Environmental Anthropology

Faculty are conducting research in a variety of contexts, including study of disaster impacts (specifically the 2004 Indian Ocean tsunami: Michele Gamburd); using archaeological, paleoenvironmental, and contemporary records to inform modern resource management decisions and goals (Shelby Anderson, Virginia Butler, Natalie Vasey); political ecology, ethnoecology, and environmental justice of land use, conservation, and sustainability regimes; perceptions and cultural constructions of environment, space, and place; the status of primates as endangered species (Vasey); and the evolution of anthropogenic landscapes and faunal assemblages during the Quaternary (Butler, Vasey).

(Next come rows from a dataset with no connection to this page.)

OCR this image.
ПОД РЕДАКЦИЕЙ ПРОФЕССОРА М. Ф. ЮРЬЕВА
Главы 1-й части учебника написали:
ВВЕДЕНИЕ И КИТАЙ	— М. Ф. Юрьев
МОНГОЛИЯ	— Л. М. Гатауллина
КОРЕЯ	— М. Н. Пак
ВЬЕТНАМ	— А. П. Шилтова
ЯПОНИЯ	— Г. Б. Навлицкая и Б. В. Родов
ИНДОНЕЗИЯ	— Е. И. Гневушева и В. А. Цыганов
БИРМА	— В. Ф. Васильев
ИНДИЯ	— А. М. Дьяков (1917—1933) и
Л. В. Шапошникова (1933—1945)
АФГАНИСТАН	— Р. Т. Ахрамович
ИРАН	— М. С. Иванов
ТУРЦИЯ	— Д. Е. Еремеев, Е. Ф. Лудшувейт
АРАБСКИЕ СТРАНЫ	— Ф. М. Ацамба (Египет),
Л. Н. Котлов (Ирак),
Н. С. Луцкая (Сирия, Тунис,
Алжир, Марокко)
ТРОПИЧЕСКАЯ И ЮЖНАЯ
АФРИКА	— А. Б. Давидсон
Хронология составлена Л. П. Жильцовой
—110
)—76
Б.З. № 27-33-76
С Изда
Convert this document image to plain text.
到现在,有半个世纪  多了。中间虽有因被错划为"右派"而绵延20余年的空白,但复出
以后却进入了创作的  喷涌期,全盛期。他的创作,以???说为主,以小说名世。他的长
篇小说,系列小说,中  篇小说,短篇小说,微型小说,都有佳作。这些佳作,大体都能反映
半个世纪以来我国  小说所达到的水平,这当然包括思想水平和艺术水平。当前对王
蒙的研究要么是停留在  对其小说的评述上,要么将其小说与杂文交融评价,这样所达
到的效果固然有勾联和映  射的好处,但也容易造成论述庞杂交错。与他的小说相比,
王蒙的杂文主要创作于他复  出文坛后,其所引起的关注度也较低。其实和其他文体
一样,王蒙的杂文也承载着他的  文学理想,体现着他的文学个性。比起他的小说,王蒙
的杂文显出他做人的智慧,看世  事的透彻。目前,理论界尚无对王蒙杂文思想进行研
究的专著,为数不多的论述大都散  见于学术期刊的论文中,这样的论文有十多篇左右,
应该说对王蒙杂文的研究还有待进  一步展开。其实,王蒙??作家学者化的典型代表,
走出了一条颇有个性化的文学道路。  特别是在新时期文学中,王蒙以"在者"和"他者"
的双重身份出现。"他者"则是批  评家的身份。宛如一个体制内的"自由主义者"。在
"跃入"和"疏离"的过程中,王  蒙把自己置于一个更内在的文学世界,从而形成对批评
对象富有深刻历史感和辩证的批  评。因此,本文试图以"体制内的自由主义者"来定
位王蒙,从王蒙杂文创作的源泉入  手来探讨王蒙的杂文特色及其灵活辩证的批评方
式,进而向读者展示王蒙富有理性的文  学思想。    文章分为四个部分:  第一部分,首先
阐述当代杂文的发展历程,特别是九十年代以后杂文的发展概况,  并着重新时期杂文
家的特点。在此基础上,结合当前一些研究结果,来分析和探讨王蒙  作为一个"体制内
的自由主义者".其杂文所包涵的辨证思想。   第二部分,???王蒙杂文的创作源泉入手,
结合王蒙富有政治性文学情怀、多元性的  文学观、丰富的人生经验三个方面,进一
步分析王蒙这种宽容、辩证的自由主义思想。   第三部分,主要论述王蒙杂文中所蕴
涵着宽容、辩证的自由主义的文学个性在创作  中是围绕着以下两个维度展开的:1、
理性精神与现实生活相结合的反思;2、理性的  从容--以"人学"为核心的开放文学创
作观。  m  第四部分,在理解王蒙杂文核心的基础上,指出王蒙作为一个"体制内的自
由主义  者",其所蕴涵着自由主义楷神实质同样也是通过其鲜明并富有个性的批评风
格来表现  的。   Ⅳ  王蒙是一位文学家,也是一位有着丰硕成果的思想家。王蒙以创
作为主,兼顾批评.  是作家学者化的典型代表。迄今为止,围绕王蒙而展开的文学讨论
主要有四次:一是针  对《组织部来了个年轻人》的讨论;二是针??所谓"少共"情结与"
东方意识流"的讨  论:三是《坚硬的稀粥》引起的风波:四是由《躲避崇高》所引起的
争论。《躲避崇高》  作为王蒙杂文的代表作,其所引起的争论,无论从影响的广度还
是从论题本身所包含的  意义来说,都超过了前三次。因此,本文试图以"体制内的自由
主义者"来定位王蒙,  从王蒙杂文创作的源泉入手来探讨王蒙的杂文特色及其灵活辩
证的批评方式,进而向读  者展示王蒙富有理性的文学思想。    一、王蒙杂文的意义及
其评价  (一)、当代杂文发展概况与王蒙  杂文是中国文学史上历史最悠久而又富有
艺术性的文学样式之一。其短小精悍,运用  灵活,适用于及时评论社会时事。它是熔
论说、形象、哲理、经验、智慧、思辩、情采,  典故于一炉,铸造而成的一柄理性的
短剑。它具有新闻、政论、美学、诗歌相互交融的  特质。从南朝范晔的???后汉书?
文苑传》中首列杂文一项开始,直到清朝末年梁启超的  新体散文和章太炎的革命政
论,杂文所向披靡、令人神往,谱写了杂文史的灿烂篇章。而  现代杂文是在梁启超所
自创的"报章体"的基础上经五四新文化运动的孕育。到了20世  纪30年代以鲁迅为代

Our research relies on evolutionary ecology models and quantitative methods as well as traditional knowledge in addressing human-environmental relationships. Our work takes us to Sri Lanka, Madagascar, the Great Basin, the Pacific Northwest (including coastal Alaska, British Columbia, Washington, Oregon, and the interior Plateau), and the Arctic.

Faculty and students draw heavily on research, field, and classroom experience from other departments on campus including Geography and Geology (for GIS, climatology, dendrochronology, geomorphology, human-environmental relationships), and Biology (vertebrate zoology, evolutionary ecology, conservation biology).